A series of newly-released White House recordings are shedding light on former U.S. President Richard Nixon's stance on the gay and lesbian community, among other disclosures.
In the 1971 recordings, which can be heard on Vanity Fair's website, Nixon describes himself as "the most tolerant person," even if he remains hesitant to incorporate those views into a national policy, in a discussion with National Security Advisor Henry Kissinger and Chief of Staff H.R. Haldeman ahead of an annual youth conference.
Let me say something before we get off the gay thing. I don’t want my views misunderstood. I am the most tolerant person on that of anybody in this shop. They have a problem. They’re born that way. You know that. That’s all. I think they are.
[But] my point is that Boy Scout leaders, YMCA leaders, and others bring them in that direction, and teachers. And if you look over the history of societies, you will find, of course, that some of the highly intelligent people . . . Oscar Wilde, Aristotle, et cetera, et cetera, et cetera, were all homosexuals. Nero, of course, was, in a public way, in with a boy in Rome.
He then adds, "By God, I am not going to have a situation where we pass along a law indicating, 'Well, now, kids, just go out and be gay.' They can do it. Just leave them alone. That’s a lifestyle I don't want to touch..."
You can listen to the recording in full here.
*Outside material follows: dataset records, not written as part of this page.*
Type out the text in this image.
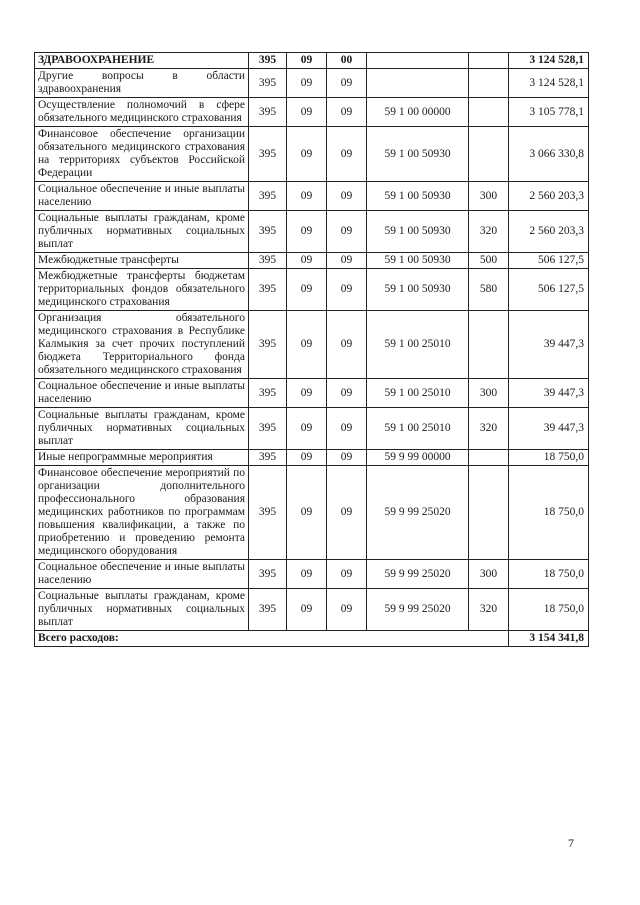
ЗДРАВООХРАНЕНИЕ	395	09	00			3 124 528,1
Другие вопросы в области здравоохранения	395	09	09			3 124 528,1
Осуществление полномочий в сфере обязательного медицинского страхования	395	09	09	59 1 00 00000		3 105 778,1
Финансовое обеспечение организации обязательного медицинского страхования на территориях субъектов Российской Федерации	395	09	09	59 1 00 50930		3 066 330,8
Социальное обеспечение и иные выплаты населению	395	09	09	59 1 00 50930	300	2 560 203,3
Социальные выплаты гражданам, кроме публичных нормативных социальных выплат	395	09	09	59 1 00 50930	320	2 560 203,3
Межбюджетные трансферты	395	09	09	59 1 00 50930	500	506 127,5
Межбюджетные трансферты бюджетам территориальных фондов обязательного медицинского страхования	395	09	09	59 1 00 50930	580	506 127,5
Организация обязательного медицинского страхования в Республике Калмыкия за счет прочих поступлений бюджета Территориального фонда обязательного медицинского страхования	395	09	09	59 1 00 25010		39 447,3
Социальное обеспечение и иные выплаты населению	395	09	09	59 1 00 25010	300	39 447,3
Социальные выплаты гражданам, кроме публичных нормативных социальных выплат	395	09	09	59 1 00 25010	320	39 447,3
Иные непрограммные мероприятия	395	09	09	59 9 99 00000		18 750,0
Финансовое обеспечение мероприятий по организации дополнительного профессионального образования медицинских работников по программам повышения квалификации, а также по приобретению и проведению ремонта медицинского оборудования	395	09	09	59 9 99 25020		18 750,0
Социальное обеспечение и иные выплаты населению	395	09	09	59 9 99 25020	300	18 750,0
Социальные выплаты гражданам, кроме публичных нормативных социальных выплат	395	09	09	59 9 99 25020	320	18 750,0
Всего расходов:						3 154 341,8
7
Nixon, who died in 1994 at 81, appears to have had a checkered stance when it came to gay and lesbian rights. In 2013, CNN published an excerpt from another audio tape, which was said to have been recorded sometime during Nixon's time in the Oval Office from 1969-1974.
In that clip, Nixon accused the popular TV series "All in the Family" of "glorifying homosexuality," before noting, "I don't even want to shake hands with anybody from San Francisco!"
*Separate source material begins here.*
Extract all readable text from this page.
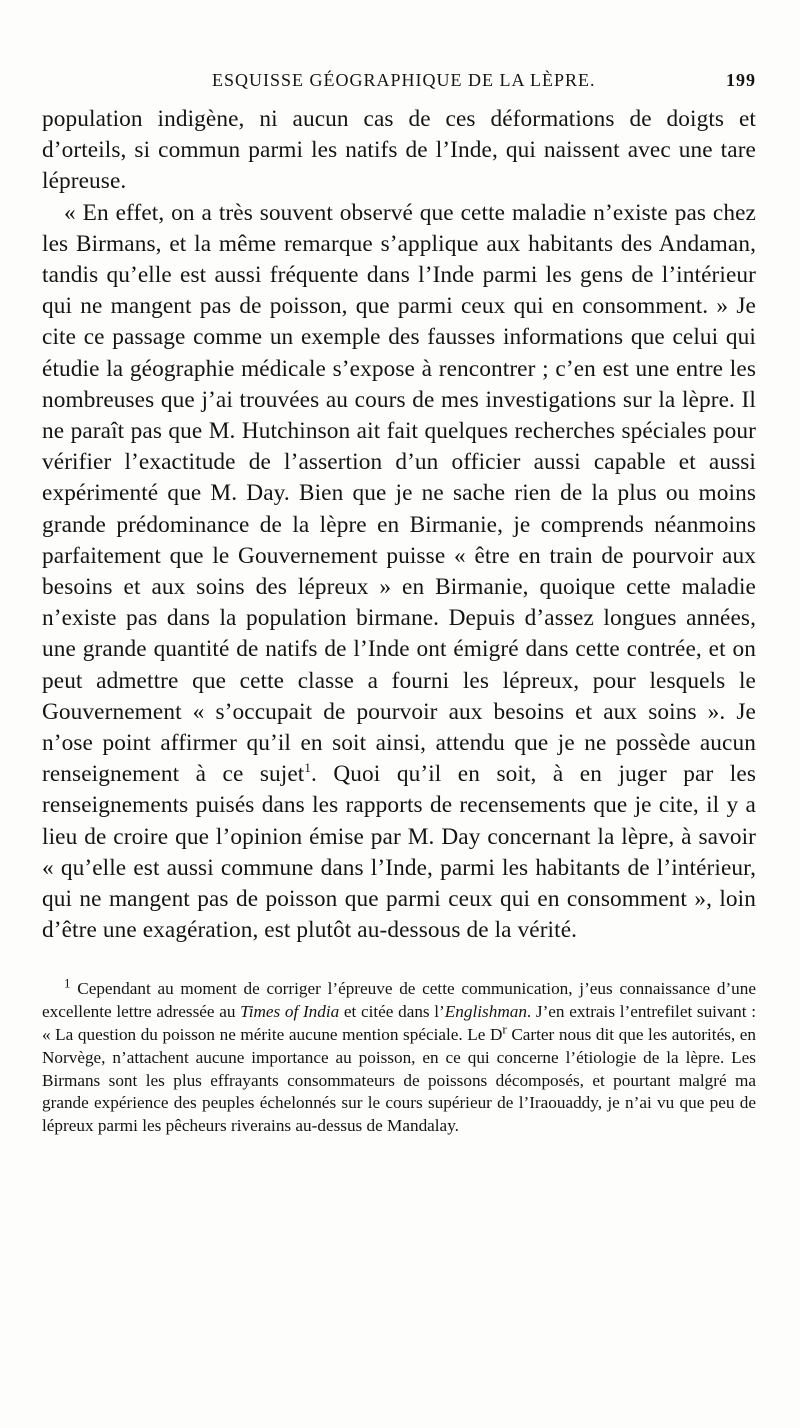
ESQUISSE GÉOGRAPHIQUE DE LA LÈPRE.	199

population indigène, ni aucun cas de ces déformations de doigts et d’orteils, si commun parmi les natifs de l’Inde, qui naissent avec une tare lépreuse.

« En effet, on a très souvent observé que cette maladie n’existe pas chez les Birmans, et la même remarque s’applique aux habitants des Andaman, tandis qu’elle est aussi fréquente dans l’Inde parmi les gens de l’intérieur qui ne mangent pas de poisson, que parmi ceux qui en consomment. » Je cite ce passage comme un exemple des fausses informations que celui qui étudie la géographie médicale s’expose à rencontrer ; c’en est une entre les nombreuses que j’ai trouvées au cours de mes investigations sur la lèpre. Il ne paraît pas que M. Hutchinson ait fait quelques recherches spéciales pour vérifier l’exactitude de l’assertion d’un officier aussi capable et aussi expérimenté que M. Day. Bien que je ne sache rien de la plus ou moins grande prédominance de la lèpre en Birmanie, je comprends néanmoins parfaitement que le Gouvernement puisse « être en train de pourvoir aux besoins et aux soins des lépreux » en Birmanie, quoique cette maladie n’existe pas dans la population birmane. Depuis d’assez longues années, une grande quantité de natifs de l’Inde ont émigré dans cette contrée, et on peut admettre que cette classe a fourni les lépreux, pour lesquels le Gouvernement « s’occupait de pourvoir aux besoins et aux soins ». Je n’ose point affirmer qu’il en soit ainsi, attendu que je ne possède aucun renseignement à ce sujet$^1$. Quoi qu’il en soit, à en juger par les renseignements puisés dans les rapports de recensements que je cite, il y a lieu de croire que l’opinion émise par M. Day concernant la lèpre, à savoir « qu’elle est aussi commune dans l’Inde, parmi les habitants de l’intérieur, qui ne mangent pas de poisson que parmi ceux qui en consomment », loin d’être une exagération, est plutôt au-dessous de la vérité.

$^1$ Cependant au moment de corriger l’épreuve de cette communication, j’eus connaissance d’une excellente lettre adressée au Times of India et citée dans l’Englishman. J’en extrais l’entrefilet suivant : « La question du poisson ne mérite aucune mention spéciale. Le $D^r$ Carter nous dit que les autorités, en Norvège, n’attachent aucune importance au poisson, en ce qui concerne l’étiologie de la lèpre. Les Birmans sont les plus effrayants consommateurs de poissons décomposés, et pourtant malgré ma grande expérience des peuples échelonnés sur le cours supérieur de l’Iraouaddy, je n’ai vu que peu de lépreux parmi les pêcheurs riverains au-dessus de Mandalay.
According to Queerty, Nixon slammed one of former President Lyndon Johnson's aides as "ill," after the man was allegedly caught having sex with a former sailor in a YMCA bathroom.
Still, in 2011, Don Fulsom's book Nixon's Darkest Secrets: The Inside Story of America's Most Troubled President, claimed that the former president had engaged in a gay affair with Charles "Bebe" Rebozo, a Florida banker apparently with ties to the mob.